In my first post about mulberries I listed some (many) of the health benefits of this amazing tree. It’s not just the fruit that’s good for you! Since John has been battling cancer since last year I’m going to make a large batch of Mulberry Tea leaves so that he’ll have it available all winter long. It’s a really simple thing to make and store.

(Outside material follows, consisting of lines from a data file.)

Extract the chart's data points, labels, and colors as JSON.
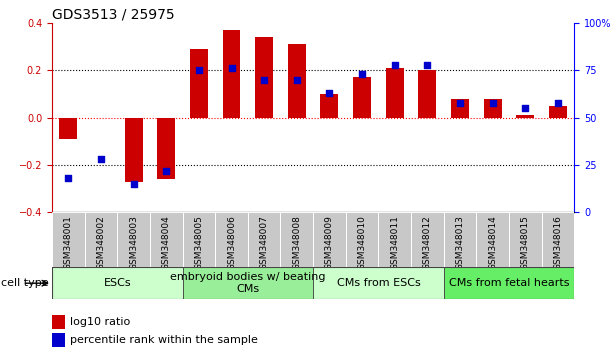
{
  "title": "GDS3513 / 25975",
  "samples": [
    "GSM348001",
    "GSM348002",
    "GSM348003",
    "GSM348004",
    "GSM348005",
    "GSM348006",
    "GSM348007",
    "GSM348008",
    "GSM348009",
    "GSM348010",
    "GSM348011",
    "GSM348012",
    "GSM348013",
    "GSM348014",
    "GSM348015",
    "GSM348016"
  ],
  "log10_ratio": [
    -0.09,
    0.0,
    -0.27,
    -0.26,
    0.29,
    0.37,
    0.34,
    0.31,
    0.1,
    0.17,
    0.21,
    0.2,
    0.08,
    0.08,
    0.01,
    0.05
  ],
  "percentile_rank": [
    18,
    28,
    15,
    22,
    75,
    76,
    70,
    70,
    63,
    73,
    78,
    78,
    58,
    58,
    55,
    58
  ],
  "cell_groups": [
    {
      "label": "ESCs",
      "start": 0,
      "end": 3,
      "color": "#ccffcc"
    },
    {
      "label": "embryoid bodies w/ beating\nCMs",
      "start": 4,
      "end": 7,
      "color": "#99ee99"
    },
    {
      "label": "CMs from ESCs",
      "start": 8,
      "end": 11,
      "color": "#ccffcc"
    },
    {
      "label": "CMs from fetal hearts",
      "start": 12,
      "end": 15,
      "color": "#66ee66"
    }
  ],
  "bar_color": "#cc0000",
  "dot_color": "#0000cc",
  "left_ylim": [
    -0.4,
    0.4
  ],
  "right_ylim": [
    0,
    100
  ],
  "left_yticks": [
    -0.4,
    -0.2,
    0.0,
    0.2,
    0.4
  ],
  "right_yticks": [
    0,
    25,
    50,
    75,
    100
  ],
  "right_yticklabels": [
    "0",
    "25",
    "50",
    "75",
    "100%"
  ],
  "title_fontsize": 10,
  "tick_fontsize": 7,
  "legend_fontsize": 8,
  "cell_type_fontsize": 8,
  "group_label_fontsize": 8,
  "sample_label_fontsize": 6.5,
  "gray_box_color": "#c8c8c8",
  "bar_width": 0.55
}
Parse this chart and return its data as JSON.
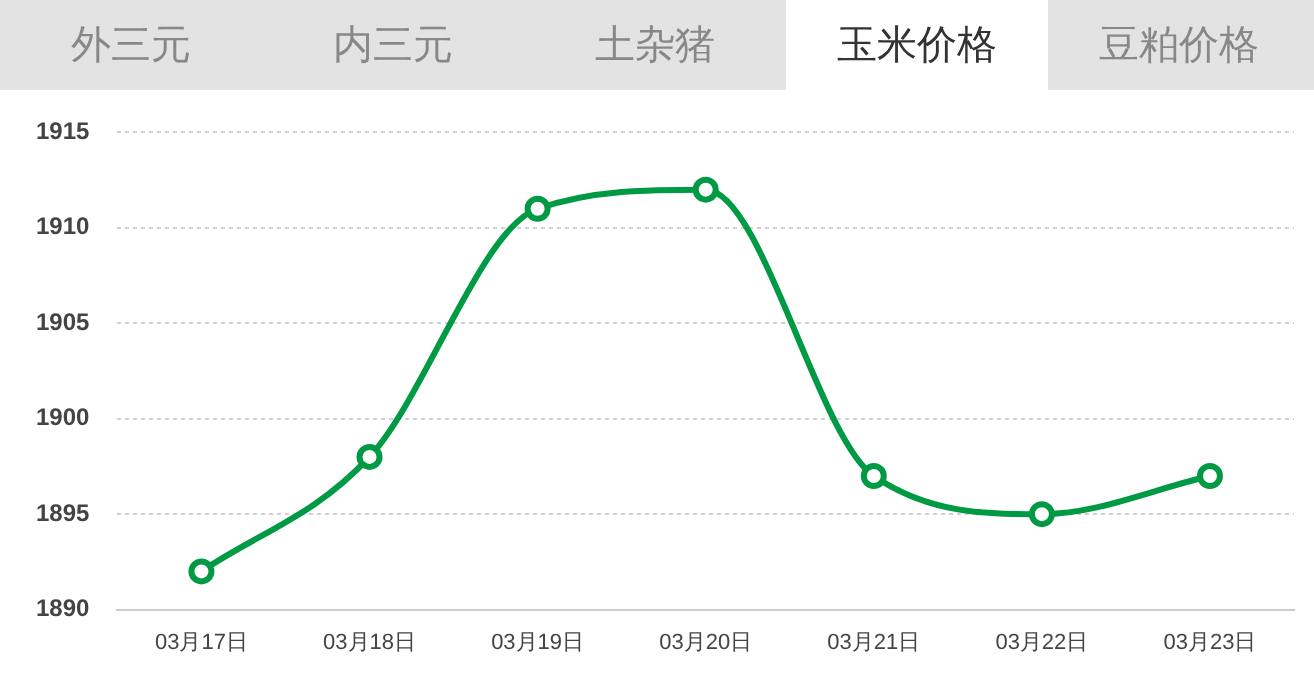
{
  "chart_data": {
    "type": "line",
    "annotations": [
      "外三元",
      "内三元",
      "土杂猪",
      "玉米价格",
      "豆粕价格"
    ],
    "categories": [
      "03月17日",
      "03月18日",
      "03月19日",
      "03月20日",
      "03月21日",
      "03月22日",
      "03月23日"
    ],
    "series": [
      {
        "color": "#009a44",
        "values": [
          1892,
          1898,
          1911,
          1912,
          1897,
          1895,
          1897
        ]
      }
    ],
    "ylim": [
      1890,
      1915
    ],
    "yticks": [
      1890,
      1895,
      1900,
      1905,
      1910,
      1915
    ],
    "grid": "y",
    "legend": false,
    "marker": "circle",
    "line_style": "solid"
  }
}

First I’m picking a large quantity of leaves. The ones you want to use are mature leaves, free of blemishes. I wash all the leaves and then pat them dry with paper towels. That way I know they’re clean of bird and bug messes.

Mulberry-leaves-washed

From there it’s simply a matter of drying the leaves. Drying can be done by spreading the leaves out on a screen in a sunny area, and covering it with another screen to keep the leaves free from insects. I use my dehydrator as it’s easier for me than locating a spot where my curious dogs won’t disturb the drying leaves.

leaves-ready-to-dry

It doesn’t take too long to dry the leaves in a dehydrator. In the sun it will probably take two or three days. You want the leaves to be so dry that you could grind them into a powder but don’t do that. Just break them up into pieces. Remember, they don’t have to be uniform but you want them relatively close in size.

dried-leaves

Once dried and broken up you simply store them in a plastic bag or in a jar. They’ll keep quite well if you’ve dried them properly. I’ve temporarily stored this tea in a zip lock bag but I’ll put it in canning jars which I’ll seal with my Food Saver later.

bagged-dried-leaves

When you’re ready to make a cup of tea just put a few leaves in a cup of boiling water. You really want to be sure the water is screaming hot. If the water isn’t hot enough it will either be extremely weak tea or won’t even really steep at all. The tea should turn out the color of green tea. It has a pleasant taste and can be sweetened if you like. So go out, find a Mulberry tree and get started with your own healthy Mulberry Leaf Tea!